Getting back to work at the London and Leeds offices in the gorgeous sunshine. I worked at Waterloo on Monday, Canary Wharf on Tuesday, back home in Leeds on Wednesday, and the Leeds government hub on Thursday and Friday.
Across the week, I enjoyed catching up with colleagues who are all digesting the government’s 10 Year Health Plan for England, understanding what it means for their work, what might need to speed up, and what we might need to do less of so we can focus on the right things.
What does the new plan mean to me?
My team of teams work for the past year on access, triage and navigation has been laying the foundations for a consistent, intelligent, 24/7 access model, where people’s needs are identified early and matched to the right level of care or self care, and the assets of the NHS and the tech sector are aligned to unlock navigation that works for everyone.
Highlights of the 10 Year Plan for me included:
- deliver equal access – to create the most digitally accessible health system in the world
- end the 8am scramble by training thousands more GPs and building online advice into the NHS App
- neighbourhood health centres open at least 12 hours a day and 6 days a week
- allow patients to book appointments, communicate with professionals, receive advice, draft or view their care plan, and self-refer to local tests and services
- support patients to book into the most appropriate urgent care service for them, via 111 or the app, before attending
- by 2028, the app will be a full front door to the entire NHS.
Of course the plan goes much wider than that. It’s a plan for health, not only a plan for the NHS. I’m excited to explore how we as national patient-facing teams in the NHS partner with people, organisations and communities to make it happen.
What else inspired me?
On Monday the government published Dr Penny Dash’s review of patient safety across the health and care landscape in England. This matters to me as a non-clinical manager supporting services that make a big contribution to safety and quality of care.
But I was particularly inspired by the way this review connected quality and safety with patient experience.
Finding 4: a large number of organisations look at user experience or advocate on behalf of the ‘voice of the user’, yet few boards in the NHS have an executive director for user or customer experience
Multiple organisations:
- carry out surveys
- ‘listen to communities’
- support the co-design of care
- advocate for patients and users
This causes confusion for patients and users, who are unsure about the status of different groups, and results in inefficiencies, sub-scale inputs and a failure to ensure representativeness. Their distance from the commissioners and providers of health and care risks a lack of action and change.
At the same time, it is notable that most NHS boards lack an executive director for customer or user experience, which is the norm in other consumer-focused industries.

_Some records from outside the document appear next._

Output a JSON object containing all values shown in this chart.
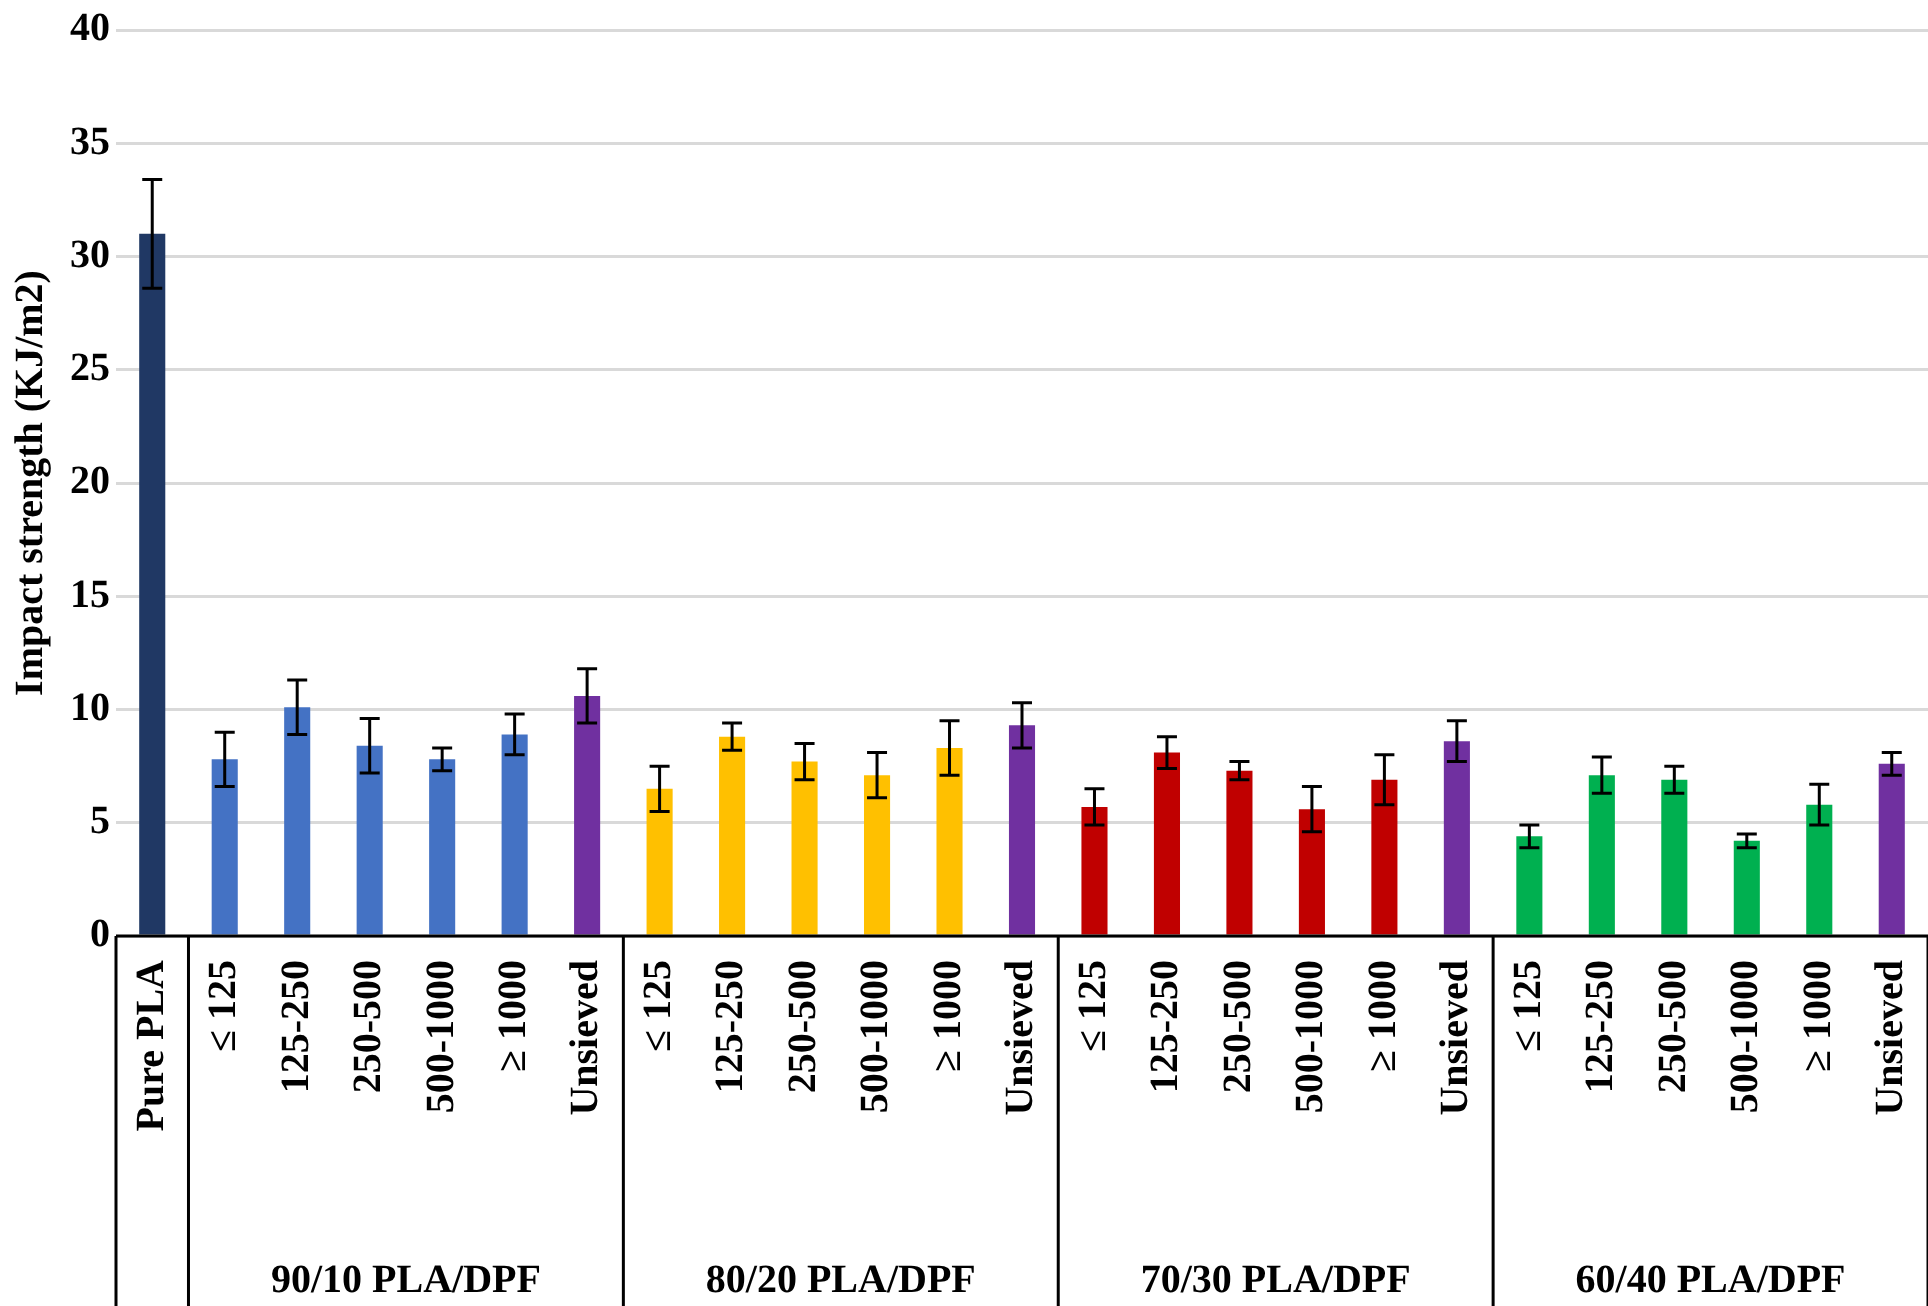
{
  "chart_data": {
    "type": "bar",
    "ylabel": "Impact strength (KJ/m2)",
    "categories": [
      "Pure PLA",
      "≤ 125",
      "125-250",
      "250-500",
      "500-1000",
      "≥ 1000",
      "Unsieved",
      "≤ 125",
      "125-250",
      "250-500",
      "500-1000",
      "≥ 1000",
      "Unsieved",
      "≤ 125",
      "125-250",
      "250-500",
      "500-1000",
      "≥ 1000",
      "Unsieved",
      "≤ 125",
      "125-250",
      "250-500",
      "500-1000",
      "≥ 1000",
      "Unsieved"
    ],
    "values": [
      31,
      7.8,
      10.1,
      8.4,
      7.8,
      8.9,
      10.6,
      6.5,
      8.8,
      7.7,
      7.1,
      8.3,
      9.3,
      5.7,
      8.1,
      7.3,
      5.6,
      6.9,
      8.6,
      4.4,
      7.1,
      6.9,
      4.2,
      5.8,
      7.6
    ],
    "errors": [
      2.4,
      1.2,
      1.2,
      1.2,
      0.5,
      0.9,
      1.2,
      1.0,
      0.6,
      0.8,
      1.0,
      1.2,
      1.0,
      0.8,
      0.7,
      0.4,
      1.0,
      1.1,
      0.9,
      0.5,
      0.8,
      0.6,
      0.3,
      0.9,
      0.5
    ],
    "colors": [
      "#203864",
      "#4472c4",
      "#4472c4",
      "#4472c4",
      "#4472c4",
      "#4472c4",
      "#7030a0",
      "#ffc000",
      "#ffc000",
      "#ffc000",
      "#ffc000",
      "#ffc000",
      "#7030a0",
      "#c00000",
      "#c00000",
      "#c00000",
      "#c00000",
      "#c00000",
      "#7030a0",
      "#00b050",
      "#00b050",
      "#00b050",
      "#00b050",
      "#00b050",
      "#7030a0"
    ],
    "annotations": [
      "90/10 PLA/DPF",
      "80/20 PLA/DPF",
      "70/30 PLA/DPF",
      "60/40 PLA/DPF"
    ],
    "ylim": [
      0,
      40
    ],
    "yticks": [
      0,
      5,
      10,
      15,
      20,
      25,
      30,
      35,
      40
    ],
    "grid": "y",
    "legend": false
  }
}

Back in 2019, I completed the NHS Leadership Academy’s Nye Bevan Programme for senior leaders looking to move into a board role. My research and reflection then pointed to the board level gap that Penny has identified in her review. Putting it out here, because if you don’t ask, you don’t get: I would love to be involved in shaping this new generation of Chief Experience Officer roles for health and care.
What do I need to take care of?
If you’re sighing as you read my enthusiastic embrace of the new and visionary stuff above… I know. That’s all very well, but what about the pressures we face here and now? What about the people who don’t have reliable access to a smartphone or the data to use it? The frail and elderly patients who rely on the human touch? The thousands of staff doing their best at work this week while carrying the mental burden of knowing their jobs may be as risk as their organisations are radically reshaped or abolished? We have to be clear that we are doubling down on the changes above in the next few years because of these stark realities, not in spite of them.

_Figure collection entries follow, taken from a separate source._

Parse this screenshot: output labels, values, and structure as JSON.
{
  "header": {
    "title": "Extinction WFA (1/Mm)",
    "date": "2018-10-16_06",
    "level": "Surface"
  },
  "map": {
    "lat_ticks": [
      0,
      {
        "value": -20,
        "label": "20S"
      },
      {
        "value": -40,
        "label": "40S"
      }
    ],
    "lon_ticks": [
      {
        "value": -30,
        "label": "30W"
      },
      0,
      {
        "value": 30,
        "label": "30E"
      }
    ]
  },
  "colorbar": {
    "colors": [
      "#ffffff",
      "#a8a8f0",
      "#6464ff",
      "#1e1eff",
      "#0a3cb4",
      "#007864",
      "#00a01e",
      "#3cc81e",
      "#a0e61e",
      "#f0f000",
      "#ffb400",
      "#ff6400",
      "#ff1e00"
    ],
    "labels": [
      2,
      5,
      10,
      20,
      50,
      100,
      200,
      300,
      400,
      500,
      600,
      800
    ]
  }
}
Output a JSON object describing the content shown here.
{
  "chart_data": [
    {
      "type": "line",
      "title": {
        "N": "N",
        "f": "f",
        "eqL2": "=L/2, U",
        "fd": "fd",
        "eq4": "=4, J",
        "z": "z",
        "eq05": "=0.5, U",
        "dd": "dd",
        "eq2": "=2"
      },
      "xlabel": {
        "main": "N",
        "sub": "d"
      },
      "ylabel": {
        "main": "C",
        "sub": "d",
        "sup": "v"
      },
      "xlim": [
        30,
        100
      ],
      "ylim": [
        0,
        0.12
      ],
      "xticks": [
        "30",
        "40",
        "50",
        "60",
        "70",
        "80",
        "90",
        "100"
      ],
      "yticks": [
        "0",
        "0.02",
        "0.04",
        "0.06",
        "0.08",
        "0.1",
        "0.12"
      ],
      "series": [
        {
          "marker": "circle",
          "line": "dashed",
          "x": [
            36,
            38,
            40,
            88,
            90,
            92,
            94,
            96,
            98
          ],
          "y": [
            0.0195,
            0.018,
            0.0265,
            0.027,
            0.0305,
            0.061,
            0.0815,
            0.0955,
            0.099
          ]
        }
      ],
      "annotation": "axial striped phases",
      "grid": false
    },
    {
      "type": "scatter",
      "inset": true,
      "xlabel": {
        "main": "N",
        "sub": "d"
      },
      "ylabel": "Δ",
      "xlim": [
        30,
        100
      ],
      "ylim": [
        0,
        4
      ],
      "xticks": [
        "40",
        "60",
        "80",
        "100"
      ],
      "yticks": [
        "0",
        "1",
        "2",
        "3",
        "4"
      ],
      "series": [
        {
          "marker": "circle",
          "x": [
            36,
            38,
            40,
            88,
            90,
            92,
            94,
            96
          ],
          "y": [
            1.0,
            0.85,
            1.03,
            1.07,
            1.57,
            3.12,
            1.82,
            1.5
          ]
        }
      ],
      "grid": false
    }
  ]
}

On Thursday we had an all staff event for colleagues in our Products and Platforms teams. On Friday, Vin, Ming, and Alex, three of our transformation directorate and digital leaders came to Leeds to spend time with staff presenting the 10 Year Plan, the recent Spending Review, and how we need to work together to deliver those ambitions. In both sessions, colleagues asked good questions and got honest answers.
We need that culture more than ever: where everyone can ask questions about the work, assuming competence and good intent in others, and have their concerns addressed in good faith. I’m under no illusions, this is really hard work. We need everyone to be able to bring their talents and perspectives to help make it happen.